Hace algunos meses, Bulgari abrió para los suyos el Museo del Prado durante una noche y, luego, trajo desde Nueva York a Michael Hermann, responsable de la Fundación Andy Warhol, para que dictara una charla sobre la relación entre el artista y la joyería en su boutique. Son solo dos ejemplos de lo que se ha dado en llamar lujo experiencial, un segmento que engloba tanto a hoteles, viajes y restaurantes como a todos los eventos y actividades con los que las firmas arropan el acto de la compra. La importancia de esta división de negocio crece exponencialmente y se vislumbra como salvavidas de la convulsa industria de alta gama.

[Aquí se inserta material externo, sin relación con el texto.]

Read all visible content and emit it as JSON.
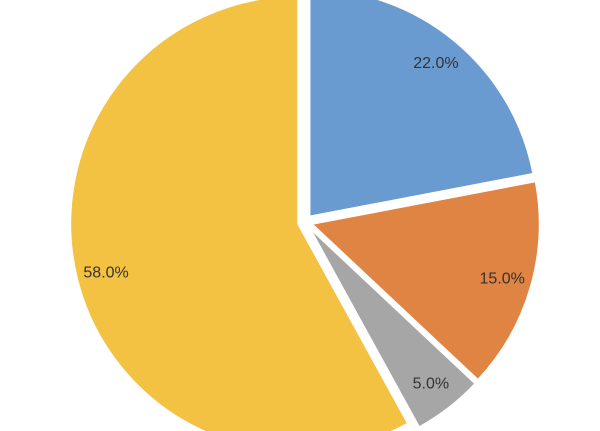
{
  "chart_data": {
    "type": "pie",
    "values": [
      22,
      15,
      5,
      58
    ],
    "value_labels": [
      "22.0%",
      "15.0%",
      "5.0%",
      "58.0%"
    ],
    "colors": [
      "#6a9bd0",
      "#e08443",
      "#a6a6a6",
      "#f4c242"
    ]
  }
}
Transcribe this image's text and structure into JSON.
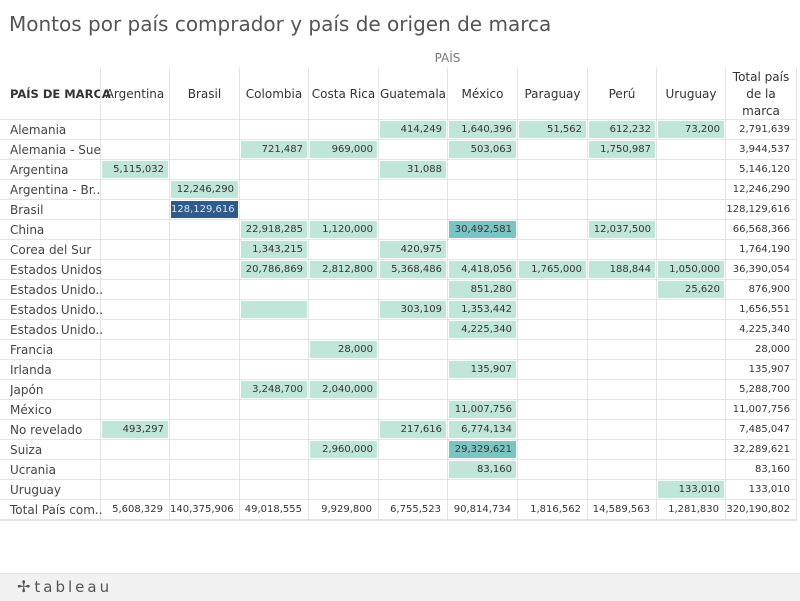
{
  "title": "Montos por país comprador y país de origen de marca",
  "column_group_label": "PAÍS",
  "row_header_label": "PAÍS DE MARCA",
  "footer": {
    "logo_text": "tableau",
    "logo_icon": "tableau-cross-icon"
  },
  "colors": {
    "low": "#bfe6d8",
    "mid": "#7bc4c4",
    "high": "#2f5b8b",
    "high_text": "#d8e6f0"
  },
  "chart_data": {
    "type": "heatmap",
    "title": "Montos por país comprador y país de origen de marca",
    "columns": [
      "Argentina",
      "Brasil",
      "Colombia",
      "Costa Rica",
      "Guatemala",
      "México",
      "Paraguay",
      "Perú",
      "Uruguay"
    ],
    "total_column_label": "Total país de la marca",
    "rows": [
      {
        "label": "Alemania",
        "values": [
          null,
          null,
          null,
          null,
          "414,249",
          "1,640,396",
          "51,562",
          "612,232",
          "73,200"
        ],
        "total": "2,791,639"
      },
      {
        "label": "Alemania - Sue..",
        "values": [
          null,
          null,
          "721,487",
          "969,000",
          null,
          "503,063",
          null,
          "1,750,987",
          null
        ],
        "total": "3,944,537"
      },
      {
        "label": "Argentina",
        "values": [
          "5,115,032",
          null,
          null,
          null,
          "31,088",
          null,
          null,
          null,
          null
        ],
        "total": "5,146,120"
      },
      {
        "label": "Argentina - Br..",
        "values": [
          null,
          "12,246,290",
          null,
          null,
          null,
          null,
          null,
          null,
          null
        ],
        "total": "12,246,290"
      },
      {
        "label": "Brasil",
        "values": [
          null,
          "128,129,616",
          null,
          null,
          null,
          null,
          null,
          null,
          null
        ],
        "total": "128,129,616"
      },
      {
        "label": "China",
        "values": [
          null,
          null,
          "22,918,285",
          "1,120,000",
          null,
          "30,492,581",
          null,
          "12,037,500",
          null
        ],
        "total": "66,568,366"
      },
      {
        "label": "Corea del Sur",
        "values": [
          null,
          null,
          "1,343,215",
          null,
          "420,975",
          null,
          null,
          null,
          null
        ],
        "total": "1,764,190"
      },
      {
        "label": "Estados Unidos",
        "values": [
          null,
          null,
          "20,786,869",
          "2,812,800",
          "5,368,486",
          "4,418,056",
          "1,765,000",
          "188,844",
          "1,050,000"
        ],
        "total": "36,390,054"
      },
      {
        "label": "Estados Unido..",
        "values": [
          null,
          null,
          null,
          null,
          null,
          "851,280",
          null,
          null,
          "25,620"
        ],
        "total": "876,900"
      },
      {
        "label": "Estados Unido..",
        "values": [
          null,
          null,
          "",
          null,
          "303,109",
          "1,353,442",
          null,
          null,
          null
        ],
        "total": "1,656,551"
      },
      {
        "label": "Estados Unido..",
        "values": [
          null,
          null,
          null,
          null,
          null,
          "4,225,340",
          null,
          null,
          null
        ],
        "total": "4,225,340"
      },
      {
        "label": "Francia",
        "values": [
          null,
          null,
          null,
          "28,000",
          null,
          null,
          null,
          null,
          null
        ],
        "total": "28,000"
      },
      {
        "label": "Irlanda",
        "values": [
          null,
          null,
          null,
          null,
          null,
          "135,907",
          null,
          null,
          null
        ],
        "total": "135,907"
      },
      {
        "label": "Japón",
        "values": [
          null,
          null,
          "3,248,700",
          "2,040,000",
          null,
          null,
          null,
          null,
          null
        ],
        "total": "5,288,700"
      },
      {
        "label": "México",
        "values": [
          null,
          null,
          null,
          null,
          null,
          "11,007,756",
          null,
          null,
          null
        ],
        "total": "11,007,756"
      },
      {
        "label": "No revelado",
        "values": [
          "493,297",
          null,
          null,
          null,
          "217,616",
          "6,774,134",
          null,
          null,
          null
        ],
        "total": "7,485,047"
      },
      {
        "label": "Suiza",
        "values": [
          null,
          null,
          null,
          "2,960,000",
          null,
          "29,329,621",
          null,
          null,
          null
        ],
        "total": "32,289,621"
      },
      {
        "label": "Ucrania",
        "values": [
          null,
          null,
          null,
          null,
          null,
          "83,160",
          null,
          null,
          null
        ],
        "total": "83,160"
      },
      {
        "label": "Uruguay",
        "values": [
          null,
          null,
          null,
          null,
          null,
          null,
          null,
          null,
          "133,010"
        ],
        "total": "133,010"
      }
    ],
    "total_row": {
      "label": "Total País com..",
      "values": [
        "5,608,329",
        "140,375,906",
        "49,018,555",
        "9,929,800",
        "6,755,523",
        "90,814,734",
        "1,816,562",
        "14,589,563",
        "1,281,830"
      ],
      "total": "320,190,802"
    }
  }
}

Lo confirma la frase de Bernard Arnault, propietario del conglomerado de empresas de lujo LVMH. “El futuro no está solo en los objetos, como ha sucedido hasta ahora, sino en las experiencias”.

En poco tiempo las marcas tradicionales como Dior o Saint Laurent terminarán vendiendo más vivencias que objetos. Es lo que el consumidor demanda. Y lo que les va a permitir seguir creciendo. Pero sobre todo, y de forma inmediata, venderán sus bolsos, zapatos y vestidos a través de experiencias.

“Renunciar al aura premium que generan estos eventos significa reducir tu marca a una colección de objetos que el comprador, a través de outlets y plataformas online, va a intentar conseguir al precio más barato posible”, sentencia Joseph Pine, profesor de la Universidad de Columbia y autor de la obra seminal sobre esta tendencia The Experience Economy.

Algo parecido debió pensar el diseñador libanés Elie Saab cuando, tras extender su firma a una exitosa línea de perfumería y gafas, decidió asociarse con el grupo Emaar, constructor del Burj Khalifa — el rascacielos más alto del mundo—, para desarrollar el interiorismo de un complejo residencial en Dubái.

Su estrategia cobra sentido al contemplar a las invitadas a su cena de gala. Vestidas sin excepción de alta costura —con piezas que cuestan decenas de miles de euros— y cubiertas de esmeraldas, resulta obvio que el único capricho que queda sin satisfacer es el que aún no existe. En este caso, disfrutar una casa firmada por el libanés. La experiencia se convierte, de esta forma, en la nueva frontera del estatus. La relevancia social deja de medirse solo en términos de patrimonio y posesiones, y empieza a quedar determinada por los lugares a los que se ha tenido acceso, con quién se ha estado y qué se ha hecho.